Hypersensitive reaction with fever and hepatitis are most common dermatological side effects linked to olanzapine usage. Other dermatological adverse reactions are various hyperpigmentations of the skin, vesiculobullous rash eruptive xanthomas and purpura associated with thrombocytopenia.
In comparison with first generation antiphsychotics, olanzapine has not been associated with significant increase in prolactin levels. Different research groups have proven that elevation of prolactin during olanzapine treatment was not greater in comparison to placebo and significantly less compared to haloperidol.

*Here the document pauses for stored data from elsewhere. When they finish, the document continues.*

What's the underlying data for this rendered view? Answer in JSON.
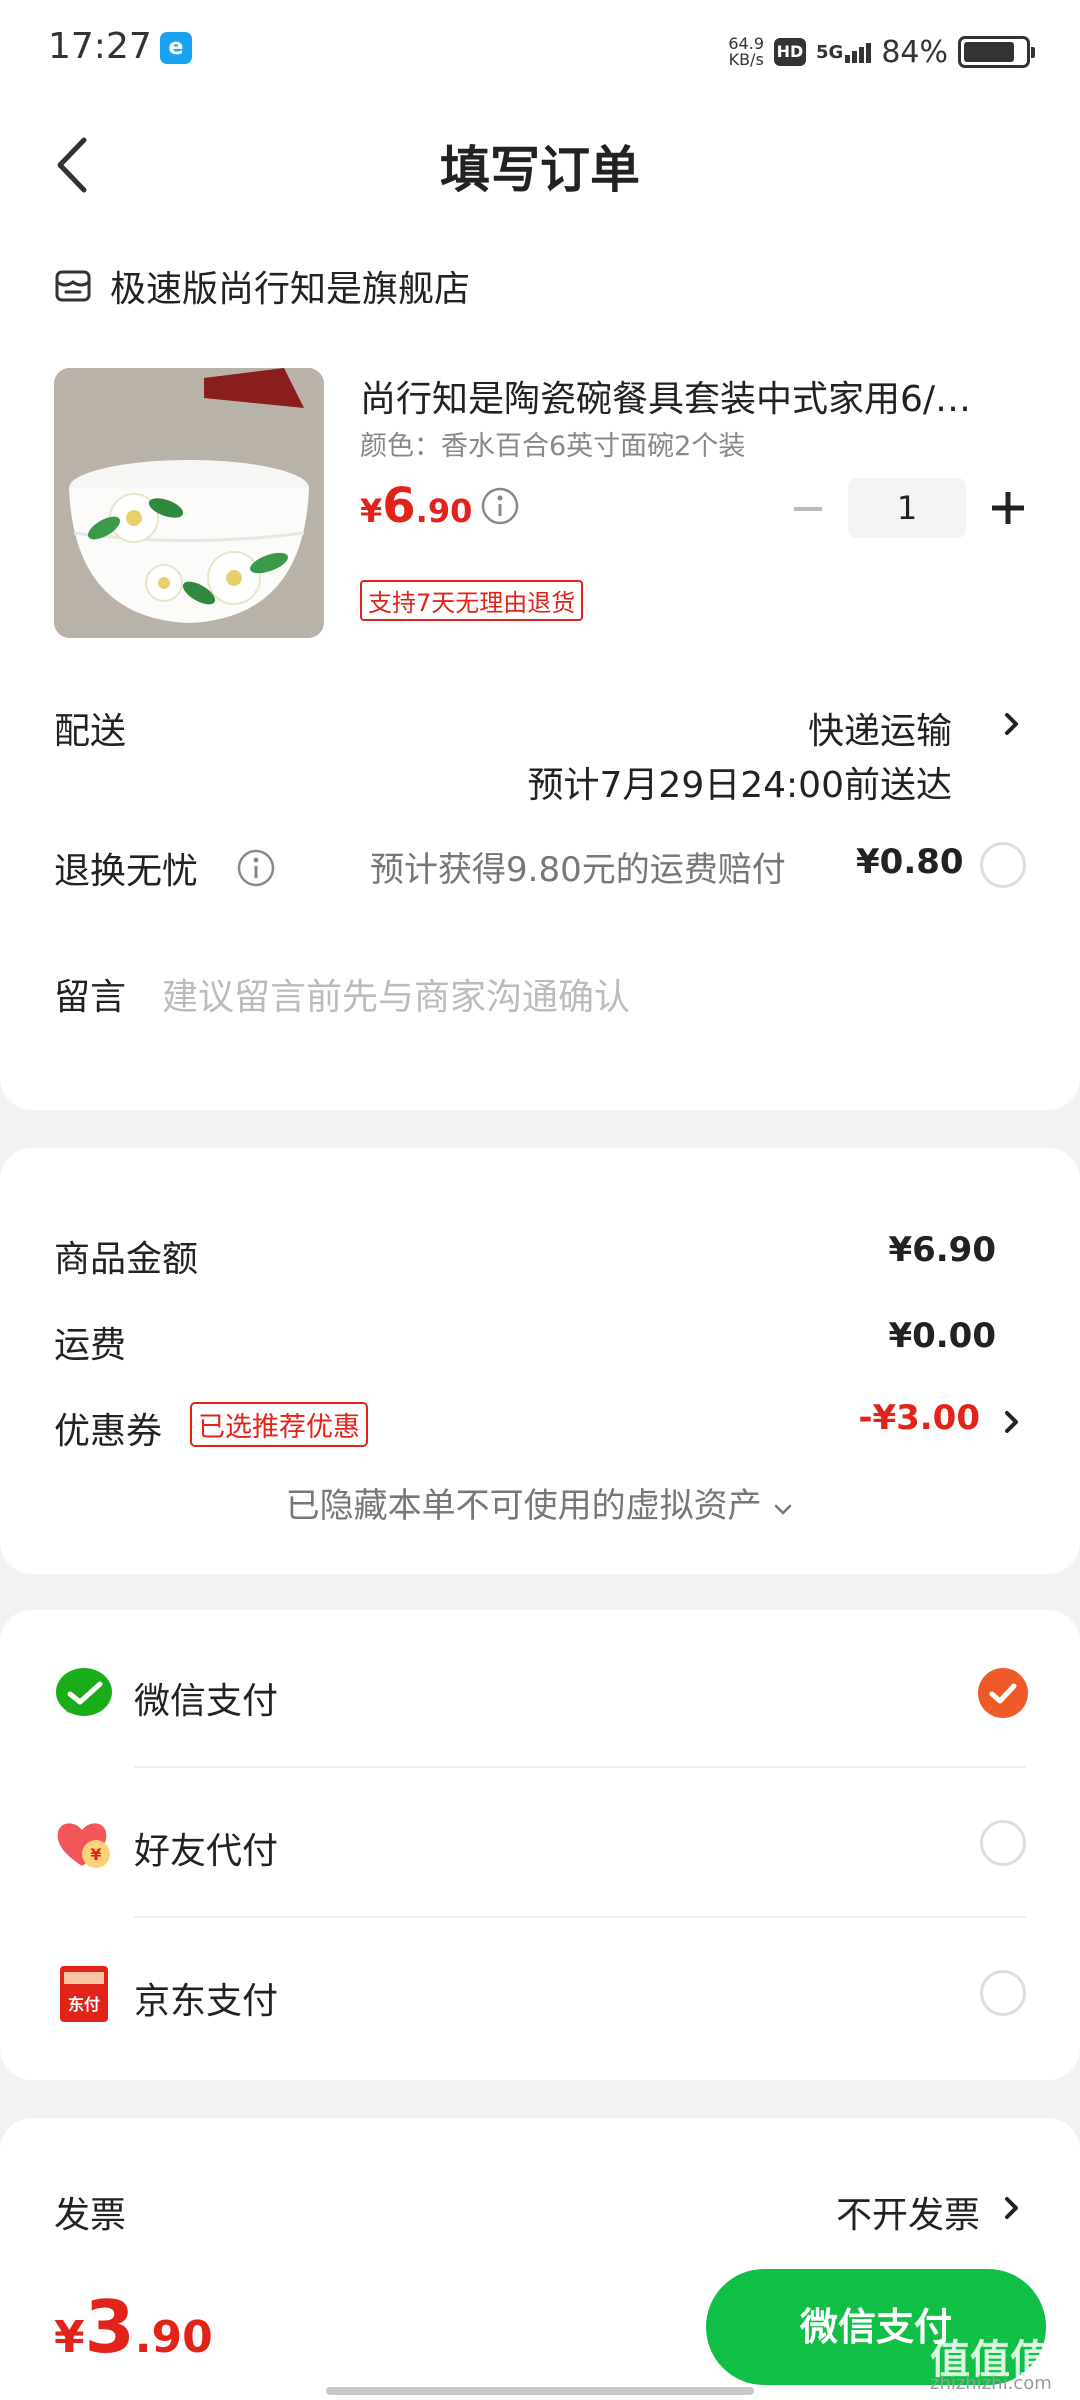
{
  "status_bar": {
    "time": "17:27",
    "net_speed_value": "64.9",
    "net_speed_unit": "KB/s",
    "hd": "HD",
    "signal": "5G",
    "battery": "84%",
    "battery_level": 0.84
  },
  "nav": {
    "title": "填写订单"
  },
  "shop": {
    "name": "极速版尚行知是旗舰店"
  },
  "product": {
    "title": "尚行知是陶瓷碗餐具套装中式家用6/…",
    "spec": "颜色：香水百合6英寸面碗2个装",
    "price_symbol": "¥",
    "price_int": "6",
    "price_dec": ".90",
    "quantity": "1",
    "return_tag": "支持7天无理由退货"
  },
  "delivery": {
    "label": "配送",
    "method": "快递运输",
    "eta": "预计7月29日24:00前送达"
  },
  "worry_free": {
    "label": "退换无忧",
    "desc": "预计获得9.80元的运费赔付",
    "price": "¥0.80"
  },
  "message": {
    "label": "留言",
    "placeholder": "建议留言前先与商家沟通确认"
  },
  "summary": {
    "goods_label": "商品金额",
    "goods_value": "¥6.90",
    "shipping_label": "运费",
    "shipping_value": "¥0.00",
    "coupon_label": "优惠券",
    "coupon_tag": "已选推荐优惠",
    "coupon_value": "-¥3.00",
    "hidden_assets": "已隐藏本单不可使用的虚拟资产"
  },
  "payment": {
    "options": [
      {
        "label": "微信支付",
        "selected": true
      },
      {
        "label": "好友代付",
        "selected": false
      },
      {
        "label": "京东支付",
        "selected": false
      }
    ],
    "friend_badge": "¥",
    "jd_badge": "东付"
  },
  "invoice": {
    "label": "发票",
    "value": "不开发票"
  },
  "bottom": {
    "total_symbol": "¥",
    "total_int": "3",
    "total_dec": ".90",
    "pay_button": "微信支付",
    "watermark": "值值值",
    "watermark_url": "zhizhizhi.com"
  },
  "colors": {
    "accent_red": "#e2231a",
    "wechat_green": "#10c046",
    "check_orange": "#f05a2b"
  }
}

Postural hypotension with subsequent reflex tachycardia, dizziness and sometimes even syncope can be observed during the initial dose titration period. These reactions stem from α-1 adrenergic blocking effects; hence olanzapine should be used cautiously in patients with cardiovascular or cerebrovascular disease, in dehydrated patients, in patients taking antihypertensive medications, as well as in the elderly.
Patients with a history of a clinically significant low white blood cell count or drug induced neutropenia should frequently monitor complete blood count during the first few months of taking olanzapine, as leukopenia, neutropenia and agranulocytosis have all been reported as likely side effects of the drug.
There may also be occurrence of a withdrawal syndrome, with symptoms such as myoclonic jerking, headache, nightmares, restlessness, piloerection, depression and blurred vision. The possibility of a suicide attempt is inherent in schizophrenia and bipolar disorders, thus close supervision of high-risk patients should always accompany therapy with olanzapine.